Due to the increasingly unwelcoming climate for Jews in Europe, in 1942 Goldberg emigrated to the United States along with many other Jewish scientists fleeing the Nazis. He took a position with Hoffmann-La Roche at the company's Nutley, New Jersey facility. With Leo Sternbach, Goldberg patented a process for synthesizing biotin in 1949. He obtained numerous other patents while working for Hoffmann-La Roche, identifying and refining antibiotics and other drugs.
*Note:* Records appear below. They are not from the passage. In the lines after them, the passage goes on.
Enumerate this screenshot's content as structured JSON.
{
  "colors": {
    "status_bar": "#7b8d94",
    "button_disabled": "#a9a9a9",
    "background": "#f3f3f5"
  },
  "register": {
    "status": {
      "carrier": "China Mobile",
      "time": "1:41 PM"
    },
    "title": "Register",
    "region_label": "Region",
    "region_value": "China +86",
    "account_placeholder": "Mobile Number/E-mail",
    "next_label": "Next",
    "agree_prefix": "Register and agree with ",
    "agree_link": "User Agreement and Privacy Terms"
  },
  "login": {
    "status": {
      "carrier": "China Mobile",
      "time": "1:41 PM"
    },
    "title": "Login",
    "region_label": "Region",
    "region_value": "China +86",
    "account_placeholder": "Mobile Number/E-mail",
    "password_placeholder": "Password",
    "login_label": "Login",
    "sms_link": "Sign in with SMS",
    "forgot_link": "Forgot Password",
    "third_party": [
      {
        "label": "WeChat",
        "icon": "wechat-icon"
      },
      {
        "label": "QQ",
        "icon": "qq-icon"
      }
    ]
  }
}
Goldberg died at the age of 58 in February, 1964.

==Family==
Moses Wolf Goldberg was the son of Meyer Itzik Goldberg and Kayla Hanna Gibberman. His parents were born in Bauska, Latvia, and they married in Riga in 1904. He had a younger brother, Leo (b. 1907), who also studied at the University of Tartu, and a sister Miriam (b. 1909). His father Meyer Itzik Goldberg was deported to Siberia, and died or was killed in the SevUralLag camp in December 1941. His mother Kayla Hanna Goldberg and sister-in-law Erna Furman Goldberg (Leo's wife) were deported to Nedostupny, in the Tomsk region of Siberia, and probably perished there. His sister Miriam and her husband Leo Klionski fled with other Jewish refugees to Tashkent, Uzbekistan; Leo Klionski survived the war and returned to Estonia, but it is unclear what happened to Miriam. Leo Goldberg was not deported in 1941, and his fate is unknown.

Moses Wolf Goldberg married Regina Hauser in Switzerland around 1928, and they emigrated together in January 1942 along with Regina's mother Ida Hauser. They had no children.